In typical martyr form, I decide it is my job to unfurl the man in question, to lift a man’s burdens from him so he can grow into the amazing person I know is lurking underneath his aloofness or anxiety or whatever. Like Liz, I tend to lose myself in men, forgetting that perhaps not every guy I find myself infatuated with even has potential. Maybe it’s my own insecurity or perhaps I don’t have a strong sense of myself so I try to uncover someone else’s, but I’m not sure either of those are it exactly. I do know that Liz described me when she described herself: “If I love you I will carry for you all your pain, I will assume for you all your debts, I will protect your from your own insecurity, I will project upon you all sorts of good qualities you’ve never actually cultivated…until I get so exhausted and depleted that the only way I can recover this energy is by becoming infatuated with someone else.”

Awesome. Thankfully, as I live and read and learn, I am discovering so much about myself and the way my mind works. I can catch patterns like this one before I am divorced, suicidal, and in my 30s. Now, I must move forward in my life as a more careful optimist, carrying the wariness of a pessimist with me as I navigate single life. As Liz’s friend Richard from Texas says to her in the India ashram, I gotta stop wearing my wishbone where my backbone outta be. That’s my new mantra.

3 comments:

A. N. Fizzle said...

This is more like what I'm talking about... I thoroughly enjoyed this read and I particularly think the author is speaking for both genders with comments like this:

"Maybe it’s my own insecurity or perhaps I don’t have a strong sense of myself so I try to uncover someone else’s, but I’m not sure either of those are it exactly."

I know for a fact this was the case with me throughout my relationships in college and is even the case with my girlfriend today.

I find it extremely difficult to not, having discovered the true essence of someone's character, want to help them accentuate it or bring it more to the forefront. I take pride in the fact that if I am not being a selfish, needy schmuck which can be the case in my weakest of moments, that I have an ability to sacrifice my well-being or contentment for the sake of accentuating someone else's personality or bringing out their best characteristics so to speak.

I might be rambling but this post was the first one with which I very closely associated my own experiences and tendencies not only when I'm single, but when I'm involved in a relationship, not just romantic, but also platonic.

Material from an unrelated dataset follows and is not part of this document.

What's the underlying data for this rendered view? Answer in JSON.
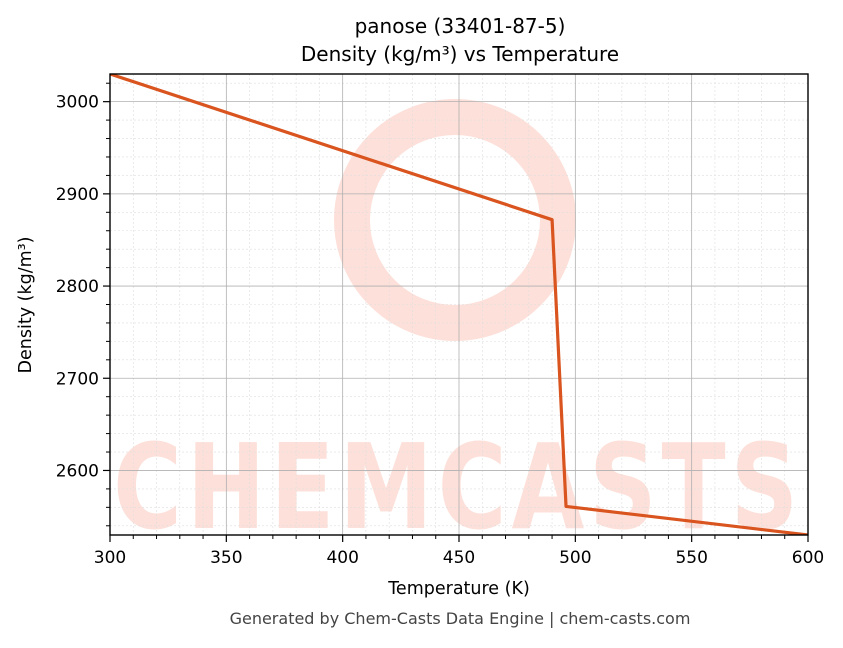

Cheers, Energizer Bunny... Thanks for the Saturday morning hangover medicine... The quickest way for the body to recover is to get the mind movin'.

Natasha said...

Thanks so much.

I have been toying with this idea for a while. And if you read the newest post, you can see how wishy-washy I am on this. I think sometimes we take too much on, expect too much. Yet other times, we don't give others a chance to impress us if we go about life believing they can't. It's a balance I think, in the end. We can only do so much for those we date or befriend and I think maybe it is best to accept people for who they are while also encouraging them to shoot for the dreams and aspirations they share with us...

A. N. Fizzle said...

... and learn about the ones they don't share with us. That's one thing I truly need to work on. People tend to feel the relationship is stronger when you support them in all things (provided it's not self destructive).